I’m acquiring new relaxation techniques
Not only for my son’s autism meltdowns, but for myself as well!
If you have never seen an autism meltdown, consider yourself lucky! It’s difficult to watch your child so overwhelmed with sensory stimuli that he/she can’t calm themselves.
You can see your child in visual anguish and it’s hard to witness.
Over time, I’ve learned a few tricks to calm sensory meltdowns for my son.
I’ve acquired multiple methods of anti-meltdown relaxation techniques:
-A deep pressure stimulation hug
-A weighted blanket
-Sensory light projector
Out of all these things, a weighted blanket is the best purchase I’ve ever made for my son’s meltdowns!
Not only does it help my child’s meltdowns but I now use a weighted blanket to help myself fall asleep faster and calm panic attacks.
Related Articles: 16 Sensory Room Products For SPD And Autism
5 Easy Ways To Gain Patience With Your Toddler
I’m learning a new language
Children with autism are visual learners. Think of it like Google images inside their heads.
All they see are images and they do not see in terms of words and sentences.
Because of this such communication systems as PECS (picture exchange communication system) and modified sign language can aid a child’s understand and help them communicate needs better.
We first tried PECS with my son. Although it helped my son understand what we were referring to when we showed him a picture card, he didn’t understand the concept of exchanging the picture to get what he wants.
For a long time, I was reluctant to use sign language to communicate with him.
Not because I didn’t want to learn, but because I didn’t understand how sign language would help him develop verbal language over time.
To be honest… I still don’t understand how it works.
But I started sign language anyway and thought, “What have I got to lose? I’ll try anything to get him talking!”
I first started with a few easy signs like ‘yes’, ‘no’, and ‘milk.’ Then I kept adding more and more signs I needed to communicate throughout the day.
As a sign a word to him, I also say the word at the same time.
And… BOOM! It was a night and day difference in his behavior and language. His speech is now flourishing again!

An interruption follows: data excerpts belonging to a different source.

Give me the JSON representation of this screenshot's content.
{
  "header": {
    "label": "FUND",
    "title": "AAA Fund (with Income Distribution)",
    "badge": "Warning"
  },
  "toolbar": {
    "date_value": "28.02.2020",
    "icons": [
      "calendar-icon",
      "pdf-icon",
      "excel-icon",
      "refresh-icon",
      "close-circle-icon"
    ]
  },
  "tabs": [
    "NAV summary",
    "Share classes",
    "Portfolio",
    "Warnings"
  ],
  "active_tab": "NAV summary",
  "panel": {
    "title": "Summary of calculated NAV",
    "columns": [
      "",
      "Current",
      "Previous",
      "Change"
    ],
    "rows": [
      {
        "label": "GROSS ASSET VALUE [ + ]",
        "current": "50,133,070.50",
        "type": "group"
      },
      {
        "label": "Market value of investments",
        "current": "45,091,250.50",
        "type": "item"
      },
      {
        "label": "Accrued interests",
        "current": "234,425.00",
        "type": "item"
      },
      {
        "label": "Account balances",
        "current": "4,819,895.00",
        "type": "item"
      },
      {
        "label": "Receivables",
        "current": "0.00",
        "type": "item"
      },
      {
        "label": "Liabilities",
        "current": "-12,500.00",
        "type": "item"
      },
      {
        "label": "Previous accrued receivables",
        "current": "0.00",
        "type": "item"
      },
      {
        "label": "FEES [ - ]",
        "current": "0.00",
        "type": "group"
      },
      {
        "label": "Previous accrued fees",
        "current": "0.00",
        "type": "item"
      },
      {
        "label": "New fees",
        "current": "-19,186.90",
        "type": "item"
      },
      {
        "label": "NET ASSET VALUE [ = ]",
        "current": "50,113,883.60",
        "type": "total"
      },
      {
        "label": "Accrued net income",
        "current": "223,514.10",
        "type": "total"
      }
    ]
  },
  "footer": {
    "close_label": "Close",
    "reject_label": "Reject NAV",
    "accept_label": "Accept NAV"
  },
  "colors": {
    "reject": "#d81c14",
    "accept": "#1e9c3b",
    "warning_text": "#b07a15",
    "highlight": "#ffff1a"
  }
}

Although this is also do to echolalia, sign language has also helped especially when it comes to understanding.
Here’s an example: If I want him to stop jumping on the couch, I sign “Please sit” to him.
He understands and says “Sit down” and he sits down without being crying or continuing to jump on the couch. It’s incredible!

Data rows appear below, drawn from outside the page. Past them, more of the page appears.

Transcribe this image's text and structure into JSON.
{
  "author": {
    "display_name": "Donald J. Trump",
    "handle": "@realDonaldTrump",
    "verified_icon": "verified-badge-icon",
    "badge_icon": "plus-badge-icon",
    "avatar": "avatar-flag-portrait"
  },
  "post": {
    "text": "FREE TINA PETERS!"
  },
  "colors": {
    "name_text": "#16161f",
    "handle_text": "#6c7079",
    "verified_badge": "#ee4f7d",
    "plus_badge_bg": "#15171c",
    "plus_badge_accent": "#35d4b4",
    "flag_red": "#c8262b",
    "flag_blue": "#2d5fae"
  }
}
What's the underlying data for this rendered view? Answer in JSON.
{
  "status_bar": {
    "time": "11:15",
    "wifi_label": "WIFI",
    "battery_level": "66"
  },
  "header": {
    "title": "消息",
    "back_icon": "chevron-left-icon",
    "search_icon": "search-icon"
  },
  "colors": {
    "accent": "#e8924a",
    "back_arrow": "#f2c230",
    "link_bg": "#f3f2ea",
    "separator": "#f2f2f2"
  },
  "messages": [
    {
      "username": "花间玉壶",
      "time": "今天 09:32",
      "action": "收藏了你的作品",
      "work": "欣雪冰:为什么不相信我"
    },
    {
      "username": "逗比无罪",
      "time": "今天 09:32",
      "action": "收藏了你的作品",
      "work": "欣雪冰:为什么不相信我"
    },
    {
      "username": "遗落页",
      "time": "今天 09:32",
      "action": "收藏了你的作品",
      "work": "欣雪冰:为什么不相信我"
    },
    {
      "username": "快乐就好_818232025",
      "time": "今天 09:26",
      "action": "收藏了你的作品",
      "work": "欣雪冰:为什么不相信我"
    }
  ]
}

I have his autism to thank for this! Without my son’s autism, I wouldn’t be learning a new way to communicate with him.
I’d be stuck in my old ways that down work and don’t make sense to him.
I now know well over 20 signs and I’m learning new ones every day to fit my son’s needs and I am combining signs to make short sentences.

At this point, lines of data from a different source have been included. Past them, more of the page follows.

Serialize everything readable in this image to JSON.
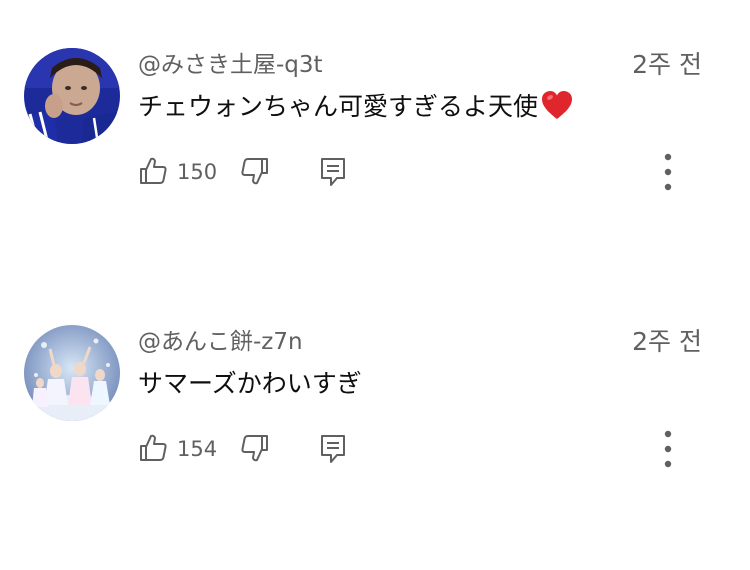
{
  "comments": [
    {
      "author": "@みさき土屋-q3t",
      "time": "2주 전",
      "text": "チェウォンちゃん可愛すぎるよ天使",
      "emoji_icon": "red-heart-icon",
      "likes": "150"
    },
    {
      "author": "@あんこ餅-z7n",
      "time": "2주 전",
      "text": "サマーズかわいすぎ",
      "likes": "154"
    }
  ],
  "colors": {
    "text_primary": "#0f0f0f",
    "text_secondary": "#606060",
    "icon": "#606060",
    "heart": "#e0262d"
  }
}
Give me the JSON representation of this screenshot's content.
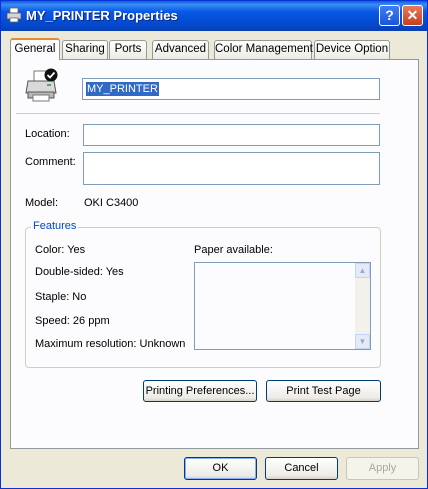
{
  "window": {
    "title": "MY_PRINTER Properties",
    "help_glyph": "?",
    "close_glyph": "✕"
  },
  "tabs": [
    "General",
    "Sharing",
    "Ports",
    "Advanced",
    "Color Management",
    "Device Option"
  ],
  "general": {
    "printer_name": "MY_PRINTER",
    "location_label": "Location:",
    "location_value": "",
    "comment_label": "Comment:",
    "comment_value": "",
    "model_label": "Model:",
    "model_value": "OKI C3400"
  },
  "features": {
    "title": "Features",
    "color": "Color: Yes",
    "double_sided": "Double-sided: Yes",
    "staple": "Staple: No",
    "speed": "Speed: 26 ppm",
    "max_resolution": "Maximum resolution: Unknown",
    "paper_available_label": "Paper available:",
    "paper_available_items": []
  },
  "buttons": {
    "printing_preferences": "Printing Preferences...",
    "print_test_page": "Print Test Page",
    "ok": "OK",
    "cancel": "Cancel",
    "apply": "Apply"
  },
  "icons": {
    "title": "printer-icon",
    "printer_large": "printer-icon",
    "default_check": "default-printer-check-icon"
  },
  "colors": {
    "titlebar": "#0858e6",
    "tab_highlight": "#e68b2c",
    "selection": "#316ac5",
    "group_title": "#0046d5"
  }
}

It may seem like I’m bragging, but I promise I’m not. I’m just so happy that I’ve found a working form of communication that’s in turn increasing his verbal speech! I’m immensely proud of him for all the improvements he’s made!
Autism tends to complicate how you parent a child.
But you can either let your child’s autism overwhelm you or you can decide to make changes to yourself and your parenting to help your child succeed in life.
When people think of autism, they tend to think about all the challenges that come with it.
Yes, there are many challenges, but for me, there are positives as well.
Wholeheartedly, I believe my child is making me a better parent due to his autism.
Trust me, I still have a long way to go to be a better mom for him.
But with time, and by focusing on the positives of the situation our lives will continue to get better and better even with the presence of autism!